All the way over to Port Townsend the Olympic Mountains well maintain their massive, imposing grandeur, and present their elaborately carved summits in clear relief, many of which are out of sight in coming up the strait on account of our being too near the base of the range. Turn to them as often as we may, our admiration only grows the warmer the longer we dwell upon them. The highest peaks are Mount Constance and Mount Olympus, said to be about eight thousand feet high.

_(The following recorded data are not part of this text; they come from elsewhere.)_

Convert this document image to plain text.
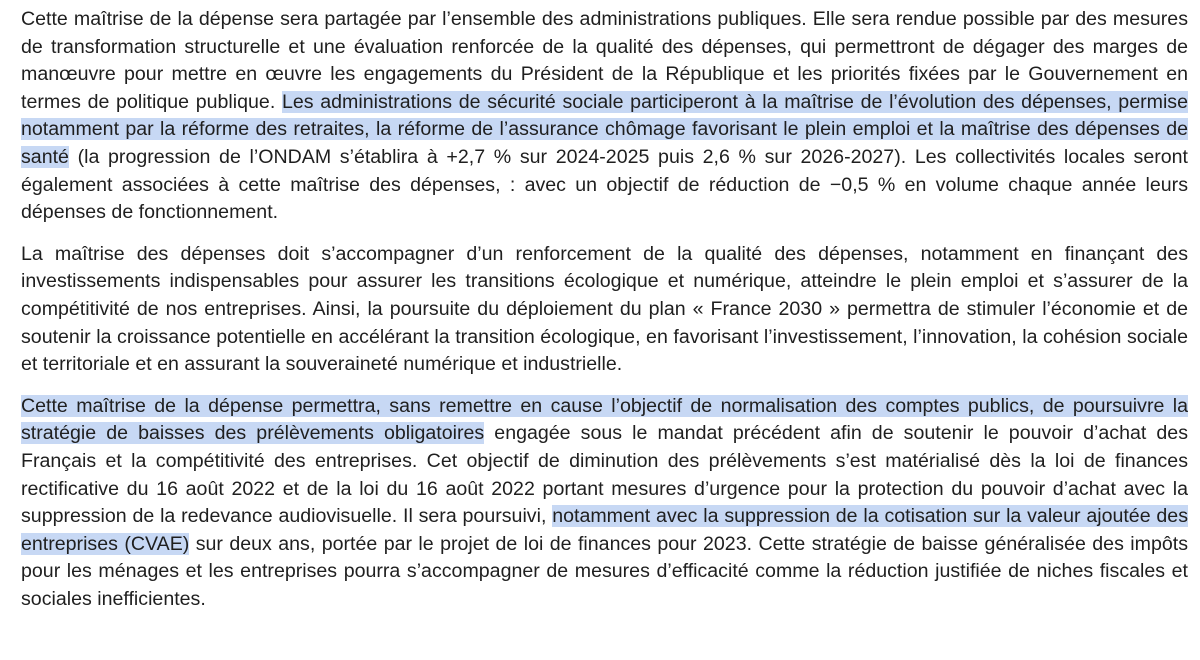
Cette maîtrise de la dépense sera partagée par l’ensemble des administrations publiques. Elle sera rendue possible par des mesures de transformation structurelle et une évaluation renforcée de la qualité des dépenses, qui permettront de dégager des marges de manœuvre pour mettre en œuvre les engagements du Président de la République et les priorités fixées par le Gouvernement en termes de politique publique. Les administrations de sécurité sociale participeront à la maîtrise de l’évolution des dépenses, permise notamment par la réforme des retraites, la réforme de l’assurance chômage favorisant le plein emploi et la maîtrise des dépenses de santé (la progression de l’ONDAM s’établira à +2,7 % sur 2024-2025 puis 2,6 % sur 2026-2027). Les collectivités locales seront également associées à cette maîtrise des dépenses, : avec un objectif de réduction de −0,5 % en volume chaque année leurs dépenses de fonctionnement.

La maîtrise des dépenses doit s’accompagner d’un renforcement de la qualité des dépenses, notamment en finançant des investissements indispensables pour assurer les transitions écologique et numérique, atteindre le plein emploi et s’assurer de la compétitivité de nos entreprises. Ainsi, la poursuite du déploiement du plan « France 2030 » permettra de stimuler l’économie et de soutenir la croissance potentielle en accélérant la transition écologique, en favorisant l’investissement, l’innovation, la cohésion sociale et territoriale et en assurant la souveraineté numérique et industrielle.

Cette maîtrise de la dépense permettra, sans remettre en cause l’objectif de normalisation des comptes publics, de poursuivre la stratégie de baisses des prélèvements obligatoires engagée sous le mandat précédent afin de soutenir le pouvoir d’achat des Français et la compétitivité des entreprises. Cet objectif de diminution des prélèvements s’est matérialisé dès la loi de finances rectificative du 16 août 2022 et de la loi du 16 août 2022 portant mesures d’urgence pour la protection du pouvoir d’achat avec la suppression de la redevance audiovisuelle. Il sera poursuivi, notamment avec la suppression de la cotisation sur la valeur ajoutée des entreprises (CVAE) sur deux ans, portée par le projet de loi de finances pour 2023. Cette stratégie de baisse généralisée des impôts pour les ménages et les entreprises pourra s’accompagner de mesures d’efficacité comme la réduction justifiée de niches fiscales et sociales inefficientes.
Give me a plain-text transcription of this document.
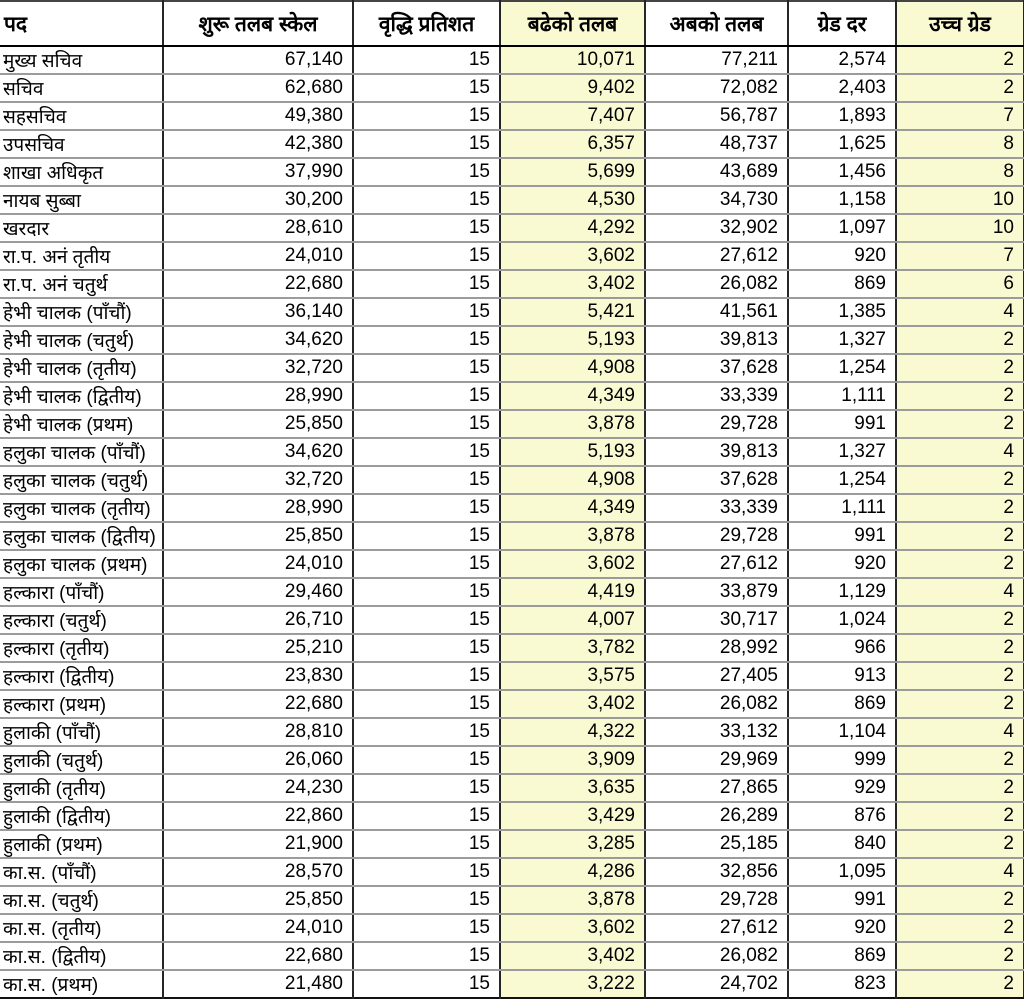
पद	शुरू तलब स्केल	वृद्धि प्रतिशत	बढेको तलब	अबको तलब	ग्रेड दर	उच्च ग्रेड
मुख्य सचिव	67,140	15	10,071	77,211	2,574	2
सचिव	62,680	15	9,402	72,082	2,403	2
सहसचिव	49,380	15	7,407	56,787	1,893	7
उपसचिव	42,380	15	6,357	48,737	1,625	8
शाखा अधिकृत	37,990	15	5,699	43,689	1,456	8
नायब सुब्बा	30,200	15	4,530	34,730	1,158	10
खरदार	28,610	15	4,292	32,902	1,097	10
रा.प. अनं तृतीय	24,010	15	3,602	27,612	920	7
रा.प. अनं चतुर्थ	22,680	15	3,402	26,082	869	6
हेभी चालक (पाँचौं)	36,140	15	5,421	41,561	1,385	4
हेभी चालक (चतुर्थ)	34,620	15	5,193	39,813	1,327	2
हेभी चालक (तृतीय)	32,720	15	4,908	37,628	1,254	2
हेभी चालक (द्वितीय)	28,990	15	4,349	33,339	1,111	2
हेभी चालक (प्रथम)	25,850	15	3,878	29,728	991	2
हलुका चालक (पाँचौं)	34,620	15	5,193	39,813	1,327	4
हलुका चालक (चतुर्थ)	32,720	15	4,908	37,628	1,254	2
हलुका चालक (तृतीय)	28,990	15	4,349	33,339	1,111	2
हलुका चालक (द्वितीय)	25,850	15	3,878	29,728	991	2
हलुका चालक (प्रथम)	24,010	15	3,602	27,612	920	2
हल्कारा (पाँचौं)	29,460	15	4,419	33,879	1,129	4
हल्कारा (चतुर्थ)	26,710	15	4,007	30,717	1,024	2
हल्कारा (तृतीय)	25,210	15	3,782	28,992	966	2
हल्कारा (द्वितीय)	23,830	15	3,575	27,405	913	2
हल्कारा (प्रथम)	22,680	15	3,402	26,082	869	2
हुलाकी (पाँचौं)	28,810	15	4,322	33,132	1,104	4
हुलाकी (चतुर्थ)	26,060	15	3,909	29,969	999	2
हुलाकी (तृतीय)	24,230	15	3,635	27,865	929	2
हुलाकी (द्वितीय)	22,860	15	3,429	26,289	876	2
हुलाकी (प्रथम)	21,900	15	3,285	25,185	840	2
का.स. (पाँचौं)	28,570	15	4,286	32,856	1,095	4
का.स. (चतुर्थ)	25,850	15	3,878	29,728	991	2
का.स. (तृतीय)	24,010	15	3,602	27,612	920	2
का.स. (द्वितीय)	22,680	15	3,402	26,082	869	2
का.स. (प्रथम)	21,480	15	3,222	24,702	823	2
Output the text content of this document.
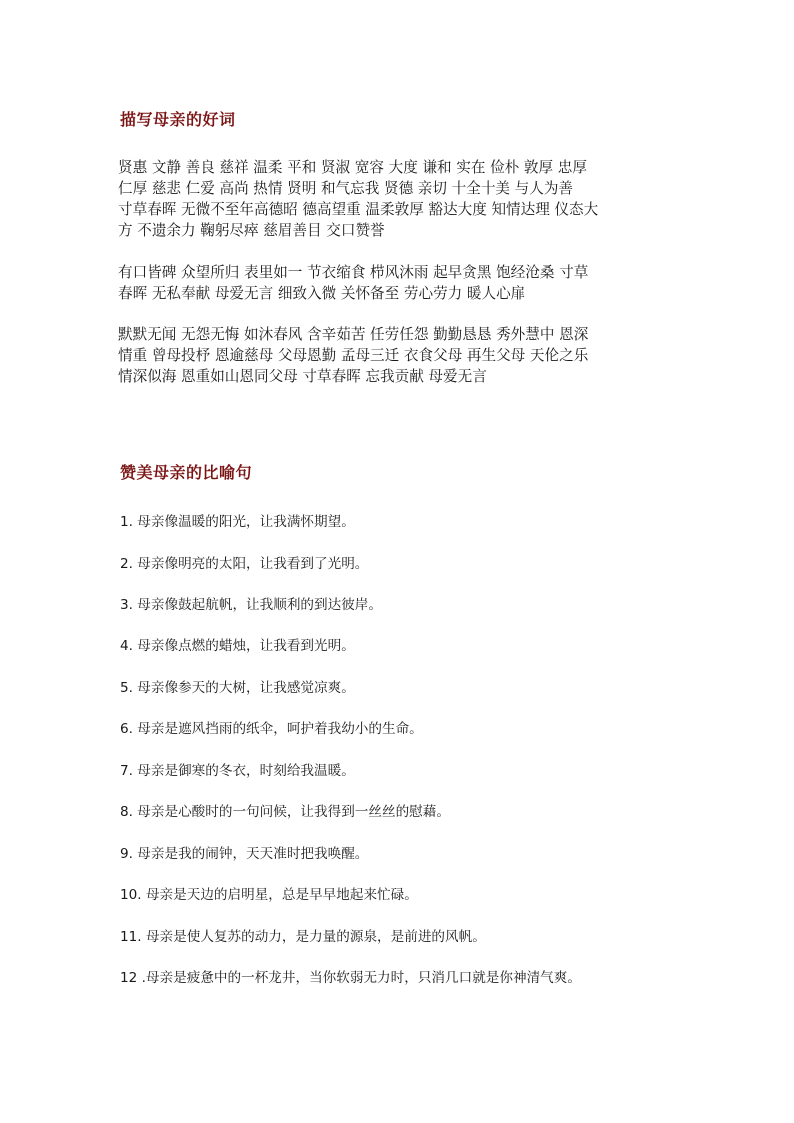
描写母亲的好词
贤惠 文静 善良 慈祥 温柔 平和 贤淑 宽容 大度 谦和 实在 俭朴 敦厚 忠厚
仁厚 慈悲 仁爱 高尚 热情 贤明 和气忘我 贤德 亲切 十全十美 与人为善
寸草春晖 无微不至年高德昭 德高望重 温柔敦厚 豁达大度 知情达理 仪态大
方 不遗余力 鞠躬尽瘁 慈眉善目 交口赞誉
有口皆碑 众望所归 表里如一 节衣缩食 栉风沐雨 起早贪黑 饱经沧桑 寸草
春晖 无私奉献 母爱无言 细致入微 关怀备至 劳心劳力 暖人心扉
默默无闻 无怨无悔 如沐春风 含辛茹苦 任劳任怨 勤勤恳恳 秀外慧中 恩深
情重 曾母投杼 恩逾慈母 父母恩勤 孟母三迁 衣食父母 再生父母 天伦之乐
情深似海 恩重如山恩同父母 寸草春晖 忘我贡献 母爱无言
赞美母亲的比喻句
1. 母亲像温暖的阳光，让我满怀期望。
2. 母亲像明亮的太阳，让我看到了光明。
3. 母亲像鼓起航帆，让我顺利的到达彼岸。
4. 母亲像点燃的蜡烛，让我看到光明。
5. 母亲像参天的大树，让我感觉凉爽。
6. 母亲是遮风挡雨的纸伞，呵护着我幼小的生命。
7. 母亲是御寒的冬衣，时刻给我温暖。
8. 母亲是心酸时的一句问候，让我得到一丝丝的慰藉。
9. 母亲是我的闹钟，天天准时把我唤醒。
10. 母亲是天边的启明星，总是早早地起来忙碌。
11. 母亲是使人复苏的动力，是力量的源泉，是前进的风帆。
12 .母亲是疲惫中的一杯龙井，当你软弱无力时，只消几口就是你神清气爽。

In two or three hours after leaving Victoria, we arrive at the handsome little town of Port Townsend, situated at the mouth of Puget Sound, on the west side. The residential portion of the town is set on the level top of the bluff that bounds Port Townsend Bay, while another nearly level space of moderate extent, reaching from the base of the bluff to the shoreline, is occupied by the business portion, thus making a town of two separate and distinct stories, which are connected by long, ladder-like flights of stairs. In the streets of the lower story, while there is no lack of animation, there is but little business noise as compared with the amount of business transacted. This in great part is due to the scarcity of horses and wagons. Farms and roads back in the woods are few and far between. Nearly all the tributary settlements are on the coast, and communication is almost wholly by boats, canoes, and schooners. Hence country stages and farmers' wagons and buggies, with the whir and din that belong to them, are wanting.

21Date and place of writing not given. Published in the San Francisco Evening Bulletin, January 15, 1879.
22November 11, 1889; Muir's description probably was written toward the end of the same year.